You know that moment when you passed gas under the blanket a while ago, then you go to get up, lift the blanket and suddenly your senses are assaulted with the somewhat soured scent of what you ate 2 hours ago, and you're shocked and surprised and a little embarrassed because you were sure that since you farted 10 minutes prior, the smell should have dissipated and then in the same instance, you're thankful no-one else is around and you think "Why DO farts hang around for so long?!"
Also, that moment where you politely remove yourself and go stand in a different room to release your pent up gaseous cloud, only to have your loved one pop up unexpectedly by your side just moments later, and you thought you were safe but really you should have known that they'd come over to check out what you were up to once you got up and you weren't really safe after all.
I mean, these things never happen to me, of course. I'm far too perfect to ever fart. I've trained my body to swallow farts and reuse that as a new form of energy with which I can utilize whenever I see fit. I'm like that car that can run off garbage. Oh wait... that was in a movie, it's not reality.

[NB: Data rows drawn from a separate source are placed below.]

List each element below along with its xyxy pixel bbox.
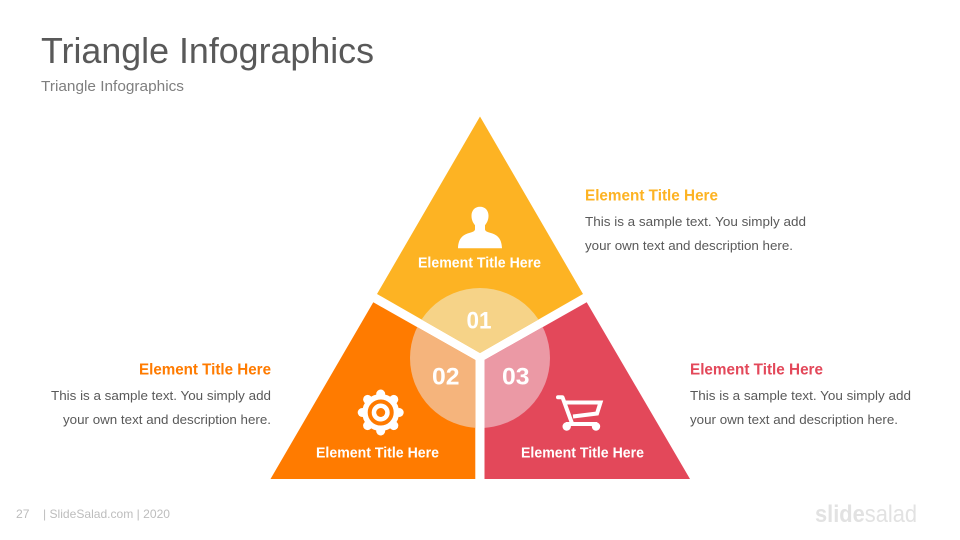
footer text: | SlideSalad.com | 2020 — [43, 507, 170, 521]
text block: element 01: This is a sample text. You simply add — [585, 214, 806, 229]
icon: user — [458, 207, 502, 248]
text block: element 01: your own text and description here. — [585, 238, 793, 253]
label: segment 01 title: Element Title Here — [418, 256, 541, 272]
text block: element 02: This is a sample text. You simply add — [51, 388, 271, 403]
text block: element 03: your own text and description here. — [690, 412, 898, 427]
label: segment 03 title: Element Title Here — [521, 446, 644, 462]
label: segment 02 title: Element Title Here — [316, 446, 439, 462]
panel: triangle segment 02 — [270, 302, 476, 479]
number 03: 03 — [502, 364, 530, 390]
circle overlay 02 — [410, 327, 476, 428]
subtitle: Triangle Infographics — [41, 78, 184, 95]
text block: element 02 — [51, 362, 271, 427]
text block: element 03: Element Title Here — [690, 362, 823, 378]
number 01: 01 — [466, 308, 492, 334]
title: Triangle Infographics — [41, 30, 374, 71]
panel: triangle segment 03 — [484, 302, 690, 479]
text block: element 03 — [690, 362, 911, 427]
panel: triangle segment 01 — [377, 116, 583, 353]
text block: element 01: Element Title Here — [585, 188, 718, 204]
circle overlay 01 — [422, 288, 538, 353]
text block: element 02: Element Title Here — [139, 362, 271, 378]
number 02: 02 — [432, 364, 460, 390]
icon: shopping cart — [558, 397, 600, 431]
logo: slidesalad — [815, 501, 917, 528]
text block: element 01 — [585, 188, 806, 253]
page number: 27 — [16, 507, 30, 521]
text block: element 03: This is a sample text. You simply add — [690, 388, 911, 403]
text block: element 02: your own text and description here. — [63, 412, 271, 427]
icon: gear — [358, 390, 404, 436]
circle overlay 03 — [484, 327, 550, 428]
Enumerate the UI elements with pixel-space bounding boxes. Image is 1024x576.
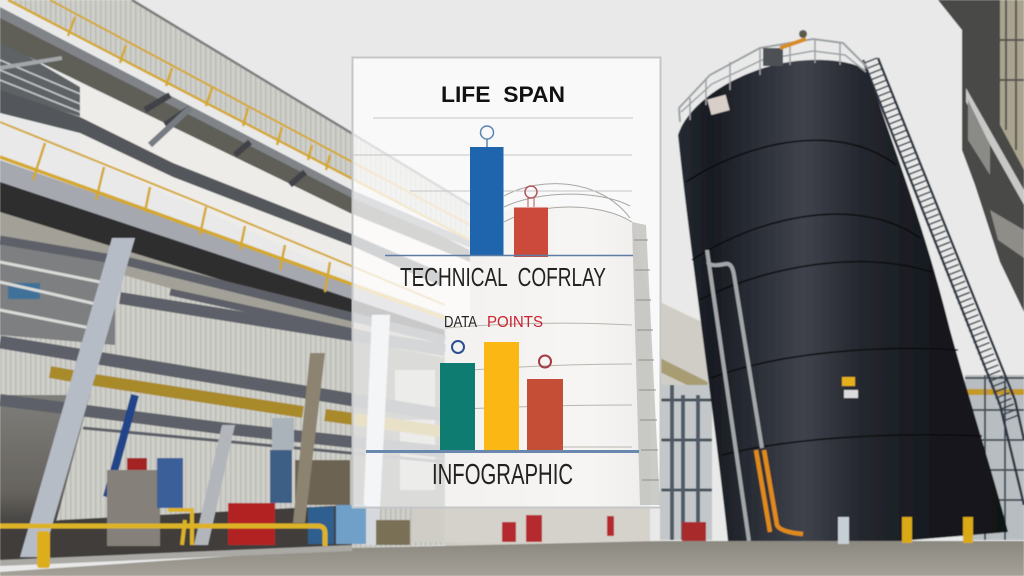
- red marker: [525, 186, 537, 207]
- red marker: [539, 356, 551, 368]
- blue marker: [452, 341, 464, 353]
- floor: [0, 541, 1024, 576]
- black tank: [678, 60, 1008, 541]
- yellow hazard label: [842, 377, 855, 386]
- glass and steel mass at far left: [0, 236, 115, 345]
- lower left wall: [0, 240, 445, 560]
- title: LIFE SPAN: [441, 82, 565, 107]
- red drum: [228, 503, 275, 545]
- white label: [844, 390, 858, 398]
- kerb: [0, 548, 352, 563]
- red fire equipment: [502, 515, 614, 542]
- baseline: [366, 450, 639, 453]
- orange-red bar: [527, 379, 563, 451]
- yellow pipe: [50, 372, 445, 432]
- right lower scaffold: [965, 375, 1024, 540]
- structural beams: [0, 58, 445, 462]
- lower bar chart: [366, 341, 639, 452]
- white wall between walkways: [80, 85, 470, 330]
- equipment below panel: [376, 508, 442, 545]
- lower left dark bay: [0, 395, 90, 545]
- second beam: [0, 90, 440, 286]
- red bar: [514, 208, 548, 257]
- dark interior behind overlay: [352, 335, 445, 507]
- chart gridlines: [352, 118, 633, 191]
- tank bollards: [838, 517, 973, 544]
- red vessel on rack: [127, 458, 147, 470]
- tank body: [678, 60, 1008, 541]
- upper deck underside: [0, 13, 470, 262]
- white tank dome railing seen through panel: [504, 184, 632, 222]
- technical overlay heading: TECHNICAL COFRLAY: [400, 262, 606, 292]
- blue riser: [107, 395, 135, 497]
- tank top railing: [679, 39, 868, 122]
- dark ground band: [0, 505, 352, 565]
- yellow ground railing: [0, 510, 325, 546]
- upper wall with corrugated cladding: [10, 0, 470, 240]
- roof equipment: [763, 30, 807, 66]
- white storage tank: [440, 205, 650, 560]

But you know, sometimes I want to just talk about stuff like that, but there's nowhere public that's private enough to be immature in any more. So I'm writing it here. I ought to be allowed to be as immature as I want to be on my blog and hope that it doesn't come back and kick me in the gas releasing hynie. Is that how you spell hynie?
Raise a glass with me... cheers, to always having that immature streak inside of you, and letting it squeak out from time to time.